Tax trial of old-school Chicago Democrat resuming
CHICAGO — An old-school Chicago Democrat's tax evasion trial — derailed for three months while his lead attorney recovered from bronchitis — is getting back on track with jury selection.
The trial for Cook County Commissioner Williams Beavers, 77, will resume Monday. He is accused of diverting more than $225,000 from campaign coffers to feed a gambling habit and for other personal uses without reporting it. He also is accused of failing to declare that he took more than $68,000 in campaign money and put it in a city fund to double the monthly pension he got for serving as an alderman for years.
Beavers pleaded not guilty to four tax counts. If convicted at his federal trial in Chicago, the former police officer-turned-politician faces a maximum three-year prison term on each count.
Beavers' famed bravado could be on display for jurors should he testify at the trial, which should last about two weeks. It's a risky move and could open him to a blistering cross-examination.
But faced with either keeping his mouth shut or saying what's on his mind, the baritone-voiced Beavers typically has opted for the latter.
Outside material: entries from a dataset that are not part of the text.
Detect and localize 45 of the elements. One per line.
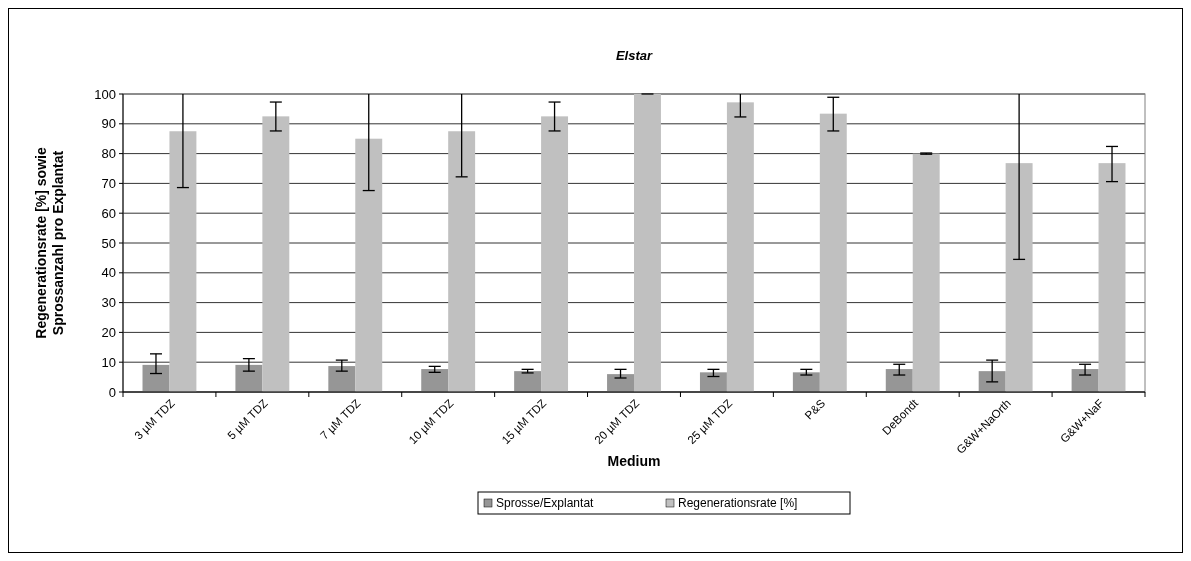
bar bbox=[978, 371, 1006, 392]
bar bbox=[355, 138, 383, 392]
y-tick-label: 50 bbox=[101, 235, 116, 251]
bar bbox=[792, 372, 820, 392]
x-tick-label: 3 µM TDZ bbox=[132, 396, 177, 442]
bar bbox=[541, 116, 569, 392]
x-tick-label: 5 µM TDZ bbox=[225, 396, 270, 442]
x-tick-label: 10 µM TDZ bbox=[406, 396, 456, 447]
y-tick-label: 10 bbox=[101, 354, 116, 370]
legend-label: Sprosse/Explantat bbox=[496, 496, 595, 511]
bar bbox=[1005, 163, 1033, 392]
bar bbox=[885, 369, 913, 392]
y-tick-label: 0 bbox=[108, 384, 116, 400]
legend-label: Regenerationsrate [%] bbox=[678, 496, 798, 511]
y-tick-label: 90 bbox=[101, 116, 116, 132]
bar bbox=[699, 372, 727, 392]
x-tick-label: 25 µM TDZ bbox=[685, 396, 735, 447]
bar bbox=[262, 116, 290, 392]
x-axis-title: Medium bbox=[607, 453, 661, 469]
bar bbox=[169, 131, 197, 392]
y-tick-label: 70 bbox=[101, 175, 116, 191]
bar bbox=[421, 369, 449, 392]
y-tick-label: 30 bbox=[101, 295, 116, 311]
bar bbox=[819, 113, 847, 392]
y-axis-title: Regenerationsrate [%] sowie Sprossanzahl pro Explantat bbox=[33, 147, 66, 339]
y-tick-label: 40 bbox=[101, 265, 116, 281]
x-tick-label: 7 µM TDZ bbox=[318, 396, 363, 442]
bar bbox=[235, 364, 263, 392]
bar bbox=[142, 364, 170, 392]
y-tick-label: 80 bbox=[101, 146, 116, 162]
bar bbox=[328, 366, 356, 392]
y-tick-label: 100 bbox=[94, 86, 116, 102]
bar bbox=[514, 371, 542, 392]
y-tick-label: 60 bbox=[101, 205, 116, 221]
x-tick-label: 15 µM TDZ bbox=[499, 396, 549, 447]
bar bbox=[634, 94, 661, 392]
bar bbox=[1098, 163, 1126, 392]
chart-title: Elstar bbox=[615, 48, 653, 63]
bar bbox=[448, 131, 476, 392]
bar bbox=[726, 102, 754, 392]
y-tick-label: 20 bbox=[101, 324, 116, 340]
x-tick-label: 20 µM TDZ bbox=[592, 396, 642, 447]
bar bbox=[912, 153, 940, 392]
bar bbox=[1071, 369, 1099, 392]
bar bbox=[607, 374, 634, 392]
Beavers told Chicago's WFLD-TV in an interview Saturday that he intends to speak directly to jurors.
"I'm gonna get up there and tell the truth ... and they are going to see that I'm telling the truth, and that they (prosecutors) are lying," said a defiant Beavers.
When federal authorities scrutinized his taxes, he likened the then-chief prosecutor to a Nazi and has bragged about telling investigators to kiss his posterior.
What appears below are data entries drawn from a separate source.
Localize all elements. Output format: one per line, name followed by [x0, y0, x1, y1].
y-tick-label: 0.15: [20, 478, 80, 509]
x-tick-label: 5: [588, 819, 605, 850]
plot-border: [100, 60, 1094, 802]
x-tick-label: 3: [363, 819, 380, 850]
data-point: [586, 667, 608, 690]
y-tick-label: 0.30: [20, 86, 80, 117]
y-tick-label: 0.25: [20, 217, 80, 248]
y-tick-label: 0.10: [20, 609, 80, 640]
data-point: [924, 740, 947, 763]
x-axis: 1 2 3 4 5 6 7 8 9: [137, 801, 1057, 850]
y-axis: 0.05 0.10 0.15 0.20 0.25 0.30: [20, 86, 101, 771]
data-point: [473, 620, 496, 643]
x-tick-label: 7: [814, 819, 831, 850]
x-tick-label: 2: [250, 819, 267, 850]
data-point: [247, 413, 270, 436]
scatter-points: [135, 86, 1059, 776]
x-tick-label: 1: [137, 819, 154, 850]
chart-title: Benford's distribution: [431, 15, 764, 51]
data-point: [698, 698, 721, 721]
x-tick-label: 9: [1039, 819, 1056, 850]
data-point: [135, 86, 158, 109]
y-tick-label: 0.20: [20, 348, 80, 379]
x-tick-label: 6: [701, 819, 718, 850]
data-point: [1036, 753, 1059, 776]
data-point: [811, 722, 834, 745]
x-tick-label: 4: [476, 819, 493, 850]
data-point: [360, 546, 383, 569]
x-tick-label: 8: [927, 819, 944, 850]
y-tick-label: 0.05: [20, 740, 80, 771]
Beavers' most famous rhetorical flourish came several years ago when he offered a favorable estimation of his own influence, calling himself "a hog with big nuts."
The trial is being held in the same courtroom as that of disgraced former Illinois Gov. Rod Blagojevich, with the same judge, many of the same defense attorneys and some of the prosecutors. Blagojevich is serving a 14-year prison sentence on multiple corruption convictions, including charges that he tried to sell President Barack Obama's vacated Senate seat.
One of Beavers' attorneys is Sam Adam Jr., Blagojevich's lead lawyer at his first corruption trial that ended with jurors deadlocked on all but one charge, leading to a second decisive trial.
Beavers has said his indictment was an act of retribution by investigators for refusing to wear a wire against another county commissioner, John Daley, the brother of former Chicago Mayor Richard M. Daley. U.S. District Judge James Zagel barred defense attorneys from broaching that allegation at the trial.
Zagel ruled last year that they could argue Beavers eventually paid back the money in question and amended his returns after he learned he was under investigation. However, Zagel said that claim would only be admissible if it came from Beavers' mouth on the witness stand.